La ricerca è stata condotta seguendo circa 300 neonati durante le visite pediatriche di routine a 4, 9 e 12 mesi di età. In ciascun controllo, l’attività cerebrale dei bambini è stata monitorata attraverso elettroencefalogrammi della durata di dieci minuti, mentre i genitori compilavano questionari relativi alla percezione del reddito familiare e alla stabilità economica. L’analisi dei dati ha mostrato che i bambini provenienti da famiglie che dichiaravano un reddito costantemente insufficiente presentavano indicatori di maturazione cerebrale più lenti rispetto ai coetanei.

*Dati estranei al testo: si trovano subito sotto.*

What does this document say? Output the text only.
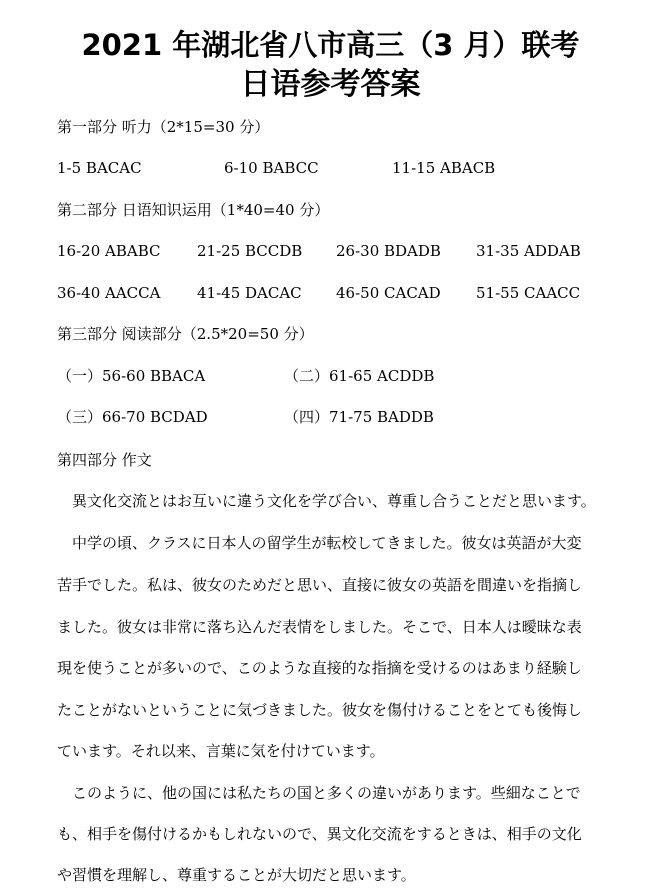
2021 年湖北省八市高三（3 月）联考
日语参考答案
第一部分 听力（2*15=30 分）
1-5 BACAC	6-10 BABCC	11-15 ABACB
第二部分 日语知识运用（1*40=40 分）
16-20 ABABC 21-25 BCCDB 26-30 BDADB 31-35 ADDAB
36-40 AACCA 41-45 DACAC 46-50 CACAD 51-55 CAACC
第三部分 阅读部分（2.5*20=50 分）
（一）56-60 BBACA	（二）61-65 ACDDB
（三）66-70 BCDAD	（四）71-75 BADDB
第四部分 作文
異文化交流とはお互いに違う文化を学び合い、尊重し合うことだと思います。
中学の頃、クラスに日本人の留学生が転校してきました。彼女は英語が大変
苦手でした。私は、彼女のためだと思い、直接に彼女の英語を間違いを指摘し
ました。彼女は非常に落ち込んだ表情をしました。そこで、日本人は曖昧な表
現を使うことが多いので、このような直接的な指摘を受けるのはあまり経験し
たことがないということに気づきました。彼女を傷付けることをとても後悔し
ています。それ以来、言葉に気を付けています。
このように、他の国には私たちの国と多くの違いがあります。些細なことで
も、相手を傷付けるかもしれないので、異文化交流をするときは、相手の文化
や習慣を理解し、尊重することが大切だと思います。
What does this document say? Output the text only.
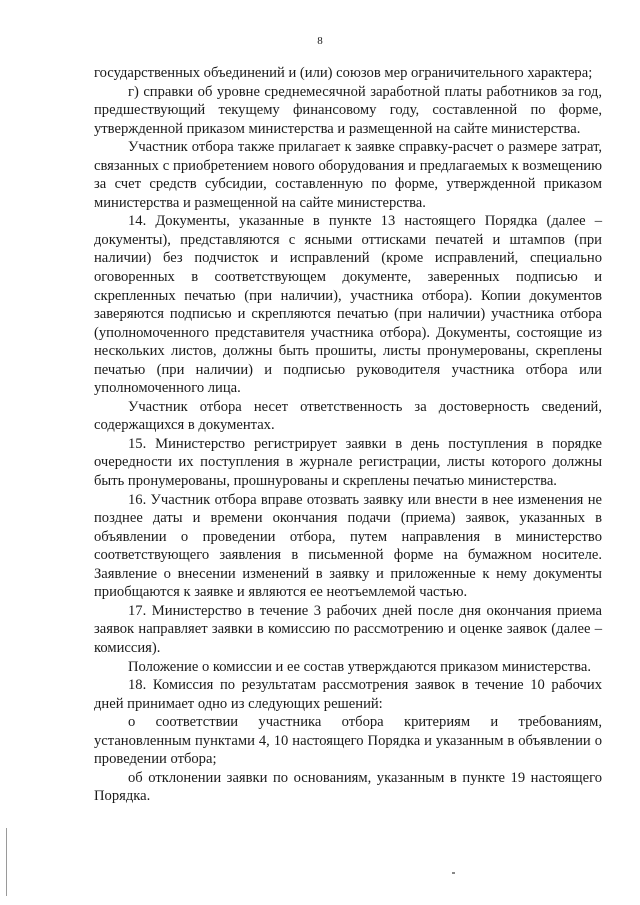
8

государственных объединений и (или) союзов мер ограничительного характера;

г) справки об уровне среднемесячной заработной платы работников за год, предшествующий текущему финансовому году, составленной по форме, утвержденной приказом министерства и размещенной на сайте министерства.

Участник отбора также прилагает к заявке справку-расчет о размере затрат, связанных с приобретением нового оборудования и предлагаемых к возмещению за счет средств субсидии, составленную по форме, утвержденной приказом министерства и размещенной на сайте министерства.

14. Документы, указанные в пункте 13 настоящего Порядка (далее – документы), представляются с ясными оттисками печатей и штампов (при наличии) без подчисток и исправлений (кроме исправлений, специально оговоренных в соответствующем документе, заверенных подписью и скрепленных печатью (при наличии), участника отбора). Копии документов заверяются подписью и скрепляются печатью (при наличии) участника отбора (уполномоченного представителя участника отбора). Документы, состоящие из нескольких листов, должны быть прошиты, листы пронумерованы, скреплены печатью (при наличии) и подписью руководителя участника отбора или уполномоченного лица.

Участник отбора несет ответственность за достоверность сведений, содержащихся в документах.

15. Министерство регистрирует заявки в день поступления в порядке очередности их поступления в журнале регистрации, листы которого должны быть пронумерованы, прошнурованы и скреплены печатью министерства.

16. Участник отбора вправе отозвать заявку или внести в нее изменения не позднее даты и времени окончания подачи (приема) заявок, указанных в объявлении о проведении отбора, путем направления в министерство соответствующего заявления в письменной форме на бумажном носителе. Заявление о внесении изменений в заявку и приложенные к нему документы приобщаются к заявке и являются ее неотъемлемой частью.

17. Министерство в течение 3 рабочих дней после дня окончания приема заявок направляет заявки в комиссию по рассмотрению и оценке заявок (далее – комиссия).

Положение о комиссии и ее состав утверждаются приказом министерства.

18. Комиссия по результатам рассмотрения заявок в течение 10 рабочих дней принимает одно из следующих решений:

о соответствии участника отбора критериям и требованиям, установленным пунктами 4, 10 настоящего Порядка и указанным в объявлении о проведении отбора;

об отклонении заявки по основаниям, указанным в пункте 19 настоящего Порядка.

Lo sviluppo cerebrale nei primi mesi non dipende solo da fattori biologici
In particolare, le differenze risultavano evidenti nelle onde cerebrali alfa e beta, considerate parametri chiave per valutare lo sviluppo precoce del cervello e le future funzioni cognitive. Secondo Carol Wilkinson, neuroscienziata in medicina dello sviluppo presso il Boston Children’s Hospital e co-responsabile dello studio, lo sviluppo cerebrale nei primi mesi non dipende solo da fattori biologici, ma anche dalle esperienze quotidiane e dalla qualità dell’ambiente relazionale in cui il bambino cresce.
I ricercatori sottolineano inoltre che i bambini vivono in contesti complessi, in cui stress economico, carichi emotivi e condizioni sociali sono strettamente interconnessi. Utilizzando un approccio di rete, il team ha cercato di individuare quali fattori abbiano un ruolo più centrale nel condizionare l’ambiente di sviluppo, evidenziando come intervenire su questi nodi possa generare effetti positivi a catena.
I risultati rafforzano l’idea che garantire bisogni fondamentali come nutrizione adeguata, stabilità abitativa e supporto emotivo sia essenziale per favorire uno sviluppo cerebrale sano. Le famiglie in difficoltà economica, infatti, possono avere meno risorse da investire in attività cruciali per l’apprendimento precoce, come il gioco, l’esposizione al linguaggio e l’interazione sociale. Secondo gli autori, comprendere questi meccanismi è fondamentale per orientare future ricerche e politiche pubbliche capaci di rafforzare la stabilità finanziaria durante l’infanzia, con benefici potenzialmente duraturi sull’intero arco della vita.